The Portrait of a Lady
How we cite our quotes:
"It’s a merit to be strong."
"Only, if you don't suffer they call you hard," Isabel remarked.
They passed out of the smaller drawing-room, into which they had returned from the gallery, and paused in the hall, at the foot of the staircase. Here Ralph presented his companion with her bedroom candle, which he had taken from a niche. "Never mind what they call you. When you do suffer they call you an idiot. The great point's to be as happy as possible." (5.20)
Isabel seems to be speaking from experience here – after all, her father just died (perhaps she didn’t outwardly suffer enough and was called hard herself?). Ralph attempts to comfort her by speaking a basic human truth – sometimes you just can’t win.

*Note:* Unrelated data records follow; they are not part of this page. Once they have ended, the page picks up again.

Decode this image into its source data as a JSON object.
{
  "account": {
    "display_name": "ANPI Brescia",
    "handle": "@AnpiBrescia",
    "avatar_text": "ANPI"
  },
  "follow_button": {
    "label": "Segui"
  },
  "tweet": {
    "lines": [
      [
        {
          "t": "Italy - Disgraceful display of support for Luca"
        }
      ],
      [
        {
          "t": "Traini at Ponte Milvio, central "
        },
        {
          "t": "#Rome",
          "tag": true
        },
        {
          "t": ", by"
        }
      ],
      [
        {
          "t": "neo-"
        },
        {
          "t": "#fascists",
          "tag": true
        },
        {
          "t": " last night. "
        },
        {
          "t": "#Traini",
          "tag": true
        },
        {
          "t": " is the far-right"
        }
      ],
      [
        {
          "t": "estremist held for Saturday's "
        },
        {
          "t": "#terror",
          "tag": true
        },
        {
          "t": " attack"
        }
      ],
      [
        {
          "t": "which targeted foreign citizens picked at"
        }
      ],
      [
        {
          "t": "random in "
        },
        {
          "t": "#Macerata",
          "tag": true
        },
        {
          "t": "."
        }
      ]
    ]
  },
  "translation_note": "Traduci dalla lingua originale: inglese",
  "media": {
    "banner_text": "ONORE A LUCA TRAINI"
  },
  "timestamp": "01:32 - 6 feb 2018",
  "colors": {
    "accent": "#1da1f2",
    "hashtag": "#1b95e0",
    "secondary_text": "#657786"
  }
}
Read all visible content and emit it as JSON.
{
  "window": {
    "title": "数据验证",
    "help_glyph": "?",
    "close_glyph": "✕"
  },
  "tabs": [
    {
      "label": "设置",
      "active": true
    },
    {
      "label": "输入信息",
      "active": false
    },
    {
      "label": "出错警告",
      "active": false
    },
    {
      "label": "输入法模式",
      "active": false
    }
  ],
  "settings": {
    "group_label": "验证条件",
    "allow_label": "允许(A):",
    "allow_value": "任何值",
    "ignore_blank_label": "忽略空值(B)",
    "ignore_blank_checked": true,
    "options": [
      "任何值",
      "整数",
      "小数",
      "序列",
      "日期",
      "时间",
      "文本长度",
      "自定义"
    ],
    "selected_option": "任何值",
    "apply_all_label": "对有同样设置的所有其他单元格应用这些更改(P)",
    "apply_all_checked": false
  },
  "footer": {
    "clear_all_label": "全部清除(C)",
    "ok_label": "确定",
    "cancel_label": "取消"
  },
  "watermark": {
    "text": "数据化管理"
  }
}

Isabel listened with extreme respect to this admonition, but she said after a minute: "I must tell you that what I shall think about is some way of letting you know that what you ask is impossible--letting you know it without making you miserable."
"There's no way to do that, Miss Archer. I won't say that if you refuse me you'll kill me; I shall not die of it. But I shall do worse; I shall live to no purpose." (12.17)
To Lord Warburton, the worst kind of suffering is that of a life with no purpose – and, right now, he sees his sole purpose as marrying Isabel.
The peril for you is that you live too much in the world of your own dreams. You're not enough in contact with reality--with the toiling, striving, suffering, I may even say sinning, world that surrounds you. You're too fastidious; you've too many graceful illusions. Your newly-acquired thousands will shut you up more and more to the society of a few selfish and heartless people who will be interested in keeping them up. (20.19)
Henrietta advises Isabel to embrace harsh reality, instead of living in the artificial, imaginary world of the wealthy.